School Management as an Instructional Leader
Schools are a very important microsystem of education. In this environment, the principal acts as an instructional leader. Through this role, they can begin to unravel and fix the tangled mess of schooling problems. As a leader, they are the first to translate the school’s vision into a mission that always sides with the students and answers their learning needs. The principal as an instructional leader is responsible for creating an effective learning environment and improving the quality of education in the school. Regarding the school’s mission, our national education founding father, Ki Hajar Dewantara, cited local wisdom owned by Indonesia, namely the ‘Among’ system. The Among system is a learning system that prioritises the holistic formation of human beings. It is a method that does not demand ‘command and force’, but rather provides ‘guidance’ for children’s lives so they can develop healthily and safely, both physically and mentally. Not only at school, ‘among’ should also occur at home. This alignment between school, home, and society is what Ki Hajar Dewantara called the tri-centres of education, which are responsible for children’s character development and education. In the six models of family involvement offered by Epstein, parenting and collaborating with the community are strategic choices for achieving educational harmony. One trending line from Na Hwa Jin in the drama seems relevant to harmonious education: ‘Be a teacher as a teacher should be, be an adult as an adult should be. Adults are protectors of children.’
Can the Deep Learning Approach Be a Solution?

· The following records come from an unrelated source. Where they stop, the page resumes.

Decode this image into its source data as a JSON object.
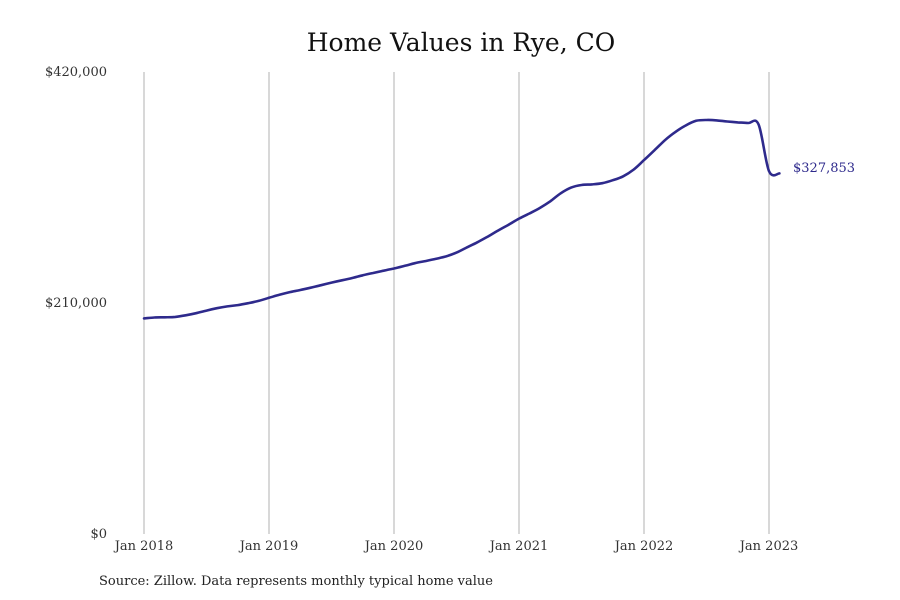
{
  "chart_data": {
    "type": "line",
    "title": "Home Values in Rye, CO",
    "xlabel": "",
    "ylabel": "",
    "y_ticks": [
      {
        "value": 0,
        "label": "$0"
      },
      {
        "value": 210000,
        "label": "$210,000"
      },
      {
        "value": 420000,
        "label": "$420,000"
      }
    ],
    "x_ticks": [
      {
        "date": "2018-01",
        "label": "Jan 2018"
      },
      {
        "date": "2019-01",
        "label": "Jan 2019"
      },
      {
        "date": "2020-01",
        "label": "Jan 2020"
      },
      {
        "date": "2021-01",
        "label": "Jan 2021"
      },
      {
        "date": "2022-01",
        "label": "Jan 2022"
      },
      {
        "date": "2023-01",
        "label": "Jan 2023"
      }
    ],
    "ylim": [
      0,
      420000
    ],
    "xlim": [
      "2018-01",
      "2023-02"
    ],
    "grid": "vertical",
    "legend": "none",
    "line_color": "#2e2a8c",
    "series": [
      {
        "x": [
          "2018-01",
          "2018-02",
          "2018-03",
          "2018-04",
          "2018-05",
          "2018-06",
          "2018-07",
          "2018-08",
          "2018-09",
          "2018-10",
          "2018-11",
          "2018-12",
          "2019-01",
          "2019-02",
          "2019-03",
          "2019-04",
          "2019-05",
          "2019-06",
          "2019-07",
          "2019-08",
          "2019-09",
          "2019-10",
          "2019-11",
          "2019-12",
          "2020-01",
          "2020-02",
          "2020-03",
          "2020-04",
          "2020-05",
          "2020-06",
          "2020-07",
          "2020-08",
          "2020-09",
          "2020-10",
          "2020-11",
          "2020-12",
          "2021-01",
          "2021-02",
          "2021-03",
          "2021-04",
          "2021-05",
          "2021-06",
          "2021-07",
          "2021-08",
          "2021-09",
          "2021-10",
          "2021-11",
          "2021-12",
          "2022-01",
          "2022-02",
          "2022-03",
          "2022-04",
          "2022-05",
          "2022-06",
          "2022-07",
          "2022-08",
          "2022-09",
          "2022-10",
          "2022-11",
          "2022-12",
          "2023-01",
          "2023-02"
        ],
        "values": [
          196000,
          196800,
          197000,
          197400,
          198800,
          200700,
          203100,
          205300,
          206900,
          208100,
          209800,
          211900,
          214700,
          217500,
          219900,
          221800,
          223900,
          226200,
          228500,
          230600,
          232700,
          235200,
          237300,
          239400,
          241400,
          243700,
          246200,
          248100,
          250100,
          252400,
          255800,
          260500,
          265200,
          270400,
          275900,
          281200,
          286700,
          291400,
          296400,
          302500,
          309700,
          314900,
          317300,
          317800,
          318900,
          321600,
          325200,
          331300,
          339900,
          348800,
          357900,
          365400,
          371400,
          375600,
          376400,
          376000,
          375000,
          374200,
          373600,
          372300,
          329900,
          327853
        ]
      }
    ],
    "end_value_label": "$327,853",
    "source": "Source: Zillow. Data represents monthly typical home value"
  }
}
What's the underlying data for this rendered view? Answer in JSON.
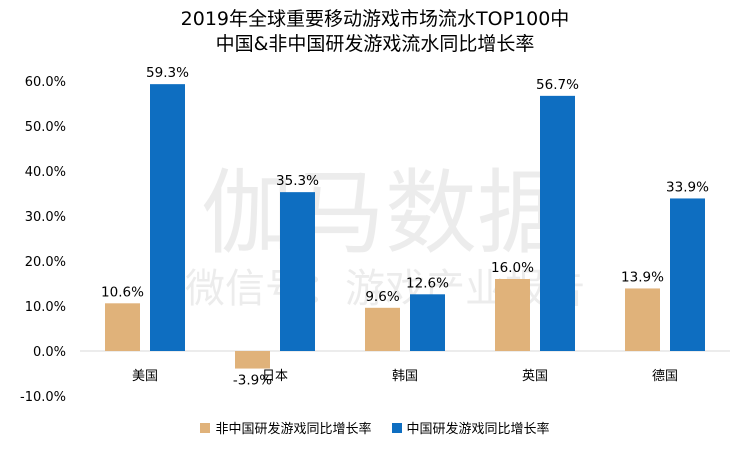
{
  "chart_data": {
    "type": "bar",
    "title_line1": "2019年全球重要移动游戏市场流水TOP100中",
    "title_line2": "中国&非中国研发游戏流水同比增长率",
    "categories": [
      "美国",
      "日本",
      "韩国",
      "英国",
      "德国"
    ],
    "series": [
      {
        "name": "非中国研发游戏同比增长率",
        "color": "#E0B27A",
        "values": [
          10.6,
          -3.9,
          9.6,
          16.0,
          13.9
        ],
        "labels": [
          "10.6%",
          "-3.9%",
          "9.6%",
          "16.0%",
          "13.9%"
        ]
      },
      {
        "name": "中国研发游戏同比增长率",
        "color": "#0E6EC1",
        "values": [
          59.3,
          35.3,
          12.6,
          56.7,
          33.9
        ],
        "labels": [
          "59.3%",
          "35.3%",
          "12.6%",
          "56.7%",
          "33.9%"
        ]
      }
    ],
    "yticks": [
      "-10.0%",
      "0.0%",
      "10.0%",
      "20.0%",
      "30.0%",
      "40.0%",
      "50.0%",
      "60.0%"
    ],
    "ylim": [
      -10,
      60
    ],
    "legend_position": "bottom",
    "watermark": {
      "line1": "伽马数据",
      "line2": "微信号：游戏产业报告"
    }
  }
}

The Deep Learning approach, echoed since 2024 by the Ministry of Primary and Secondary Education, embodies the vision and mission of education as a means of glorifying humanity. Deep Learning rests on three main principles: mindful, meaningful, and joyful. These three sound simple, perhaps even cliché to some. But if contemplated, these principles actually attack the root of our educational problems so far: learning that lacks awareness, meaning, and joy. The effectiveness of learning is not about how much material is delivered, but rather how deeply that material is absorbed and changes the student’s way of thinking. This is the fundamental difference between teaching and making students aware and shaping understanding. The mindful principle is designed by teachers to invite students to be fully present in the learning process. This contradicts old habits where students sit passively, take notes, and then memorise without truly processing what they are learning. When full awareness is present, students no longer ask ‘what do I have to memorise for the exam?’ but rather ‘what am I actually understanding?’ Without awareness, any learning method, no matter how sophisticated, will only become a new package for old habits: learning for grades, not for understanding. In many developed countries, to help students be more focused and mindful in their learning, physical exercise is done before starting the day’s learning activities. Provision of nutritionally balanced meals also affects students’ concentration and learning capacity. Meanwhile, in the classroom, when learning is about to begin and is in progress, triggering questions and support for students are very important to maintain their awareness and understanding of learning. The second principle, meaningful, answers the question often asked by students but rarely answered thoroughly by teachers: ‘What am I learning this material for?’ Meaningful learning connects the material with real experiences, social contexts, and issues relevant to students’ lives. When students understand the relevance of a concept, for example, how mathematics is present in personal financial management, or how history shapes the way we view today’s social conflicts, then learning changes from an obligation into a need. Meaningful knowledge is much harder to forget than knowledge that is memorised without context, because the human brain is designed to remember things that have meaning for survival and life.